Für Lorde gibt es also, ebenso wie für von Roten, eine Beziehung zwischen Wut, Widerstand, Sprache und Erkenntnis. In der Ausrichtung, welche diese nach außen gewendete Wut nimmt, unterscheiden sich die beiden Autorinnen aber deutlich. Von Roten richtet ihre Kritik direkt an das Herrschaftssystem und damit indirekt an die Menschen, deren Unbehagen im Text von Rotens Resonanz finden könnte. Von Roten will Veränderung und darum wäre es falsch, ihr zu unterstellen, dass sie nicht für andere Menschen schreibt, die dies ebenfalls wollen. Aber ihr erster Schritt ist die Konfrontation mit dem System, mit seinen Mitteln und Logiken, mit seinen Legitimationen und Forderungen. Darin gleicht ihre Herangehensweise derjenigen von Foucault. Lorde aber richtet sich – das wird auch formal durch die vielen dialogischen Einschübe deutlich – primär an diejenigen, welche sich ebenfalls gegen die vorherrschenden Formen von Herrschaft wenden. Sie adressiert ein Kollektiv, das sich als Zusammenschluss all jener denken lässt, die sich dem Regiertwerden widersetzen, mit dem Ziel, „die Bedingungen, unter denen wir leben und arbeiten wollen, zu prüfen und neu zu bestimmen.“[18] Lorde geht es darum, ein „Wir“ zu formieren, auch wenn dieses erst einmal durch Angriff, Konfrontation und Dissonanz zustande kommt. Es ist diese immer schon mitgedachte Kollektivität der Kritik, die ihren Ansatz von anderen Ansätzen unterscheidet.

 
Kritik und Affekt

Beim Versuch Wut und Kritik zusammen zu denken, bleiben viele Fragen offen: Etwa, wie man die Wut fassen müsste, welche mit der Ausübung von Herrschaft zusammenfällt. Offen bleibt auch, unter welchen Umständen auf die Wut zurückgegriffen werden kann und unter welchen nicht – etwa wenn Lethargie, Gleichgültigkeit oder Resignation anstelle der Wut erscheinen. Wut wird zudem oftmals instrumentalisiert, mit Angst gekoppelt, und in der Folge auf die falschen Subjekte und die falschen Zusammenhänge gerichtet. Fraglich bleibt auch, welche anderen Affekte die Praxis der Kritik ausmachen. Kommt der Wut eine bedeutsamere Rolle zu als dem Sarkasmus, der Arroganz, der Nüchternheit? Oder müsste an dieser Stelle nicht vielmehr eine Analytik der Affekte im Hinblick auf die Kritik geschrieben werden?

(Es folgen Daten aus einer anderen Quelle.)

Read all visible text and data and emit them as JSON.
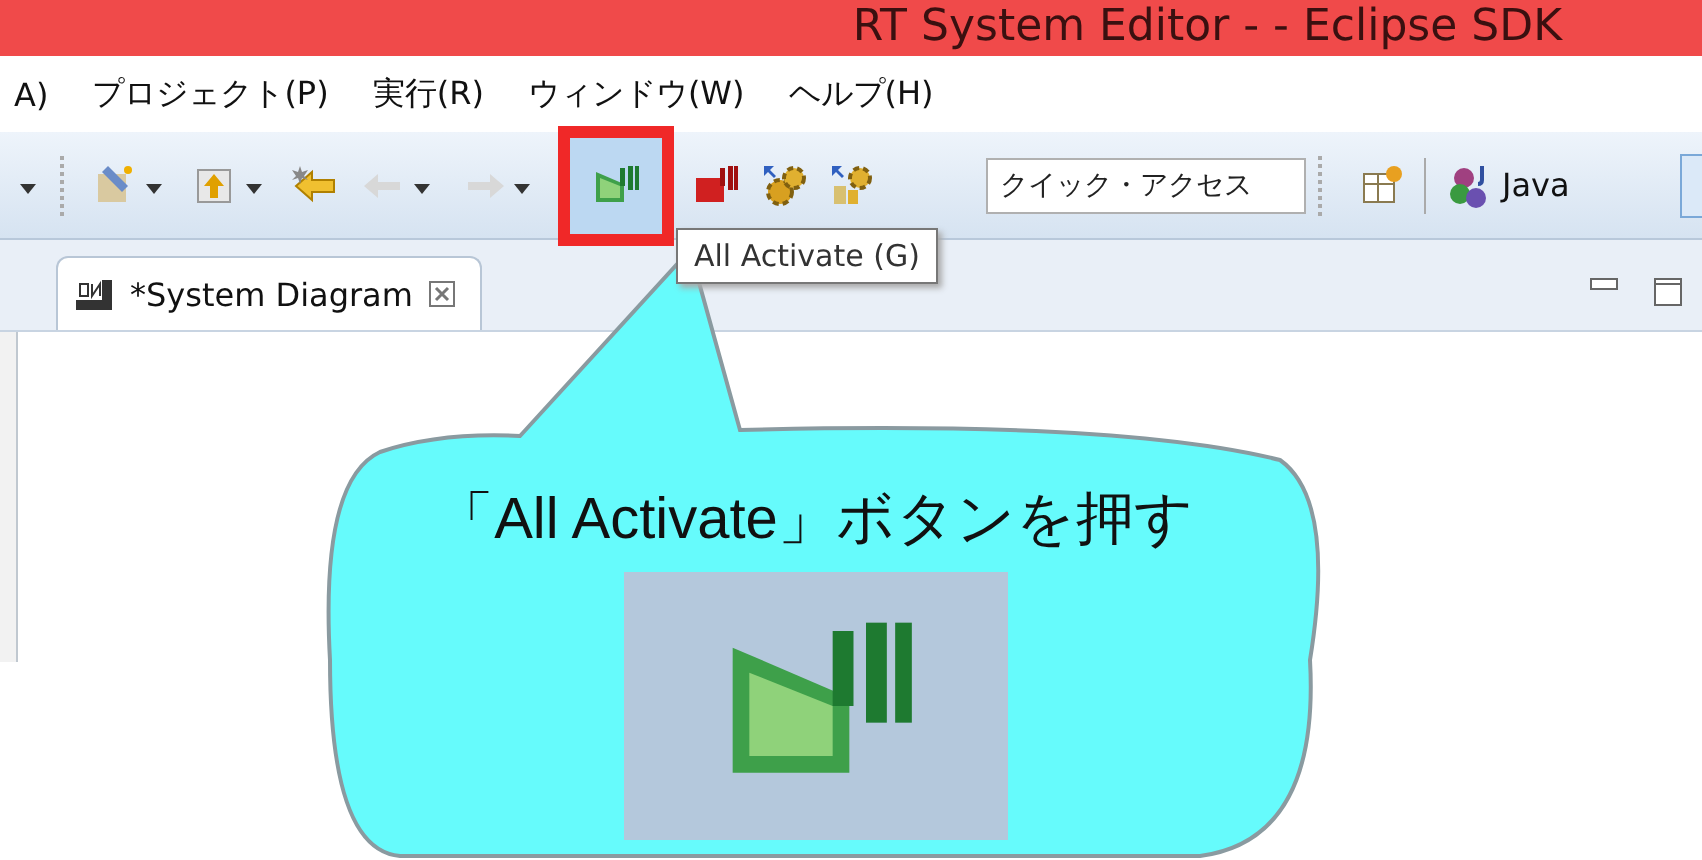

Ziel dieser Ausführungen ist aber nicht eine umfassende Analyse von Kritik und Affekt. Vielmehr ging es darum, eine gewisse formale Ähnlichkeit zwischen Kritik und Wut herauszustellen. Wut verweist auf eine unentwirrbare und offensichtliche Verstrickung mit der Macht, die sie angreift und der sie unterworfen ist. Damit gleicht sie der Figur der Kritik, wie sie von Foucault beschrieben wird: Wut und Kritik sind Reaktionen auf etwas, gerichtet gegen etwas, sie speisen ihren Sinn aus einer Gegnerschaft, der sie zugleich angehören.[19] Die Frage ist nun, wie man gegen die tief sitzende abendländische Trennung von Intellekt und Affekt anschreiben könnte, um die Konturen einer Kritik zu umreißen, die Empörung, Wut, Zorn mitdenkt. Die wütende Kritik zielt, gerade weil sie aus einer Position der Betroffenheit heraus deutlich macht, wie gewisses Leben verhindert und anderes ermöglicht wird, auf die sorgsam gehüteten und ökonomisch verwalteten Verhältnisse von Nähe und Distanz, Versachlichungen und Objektivierungen, und versucht, diese anders zu organisieren.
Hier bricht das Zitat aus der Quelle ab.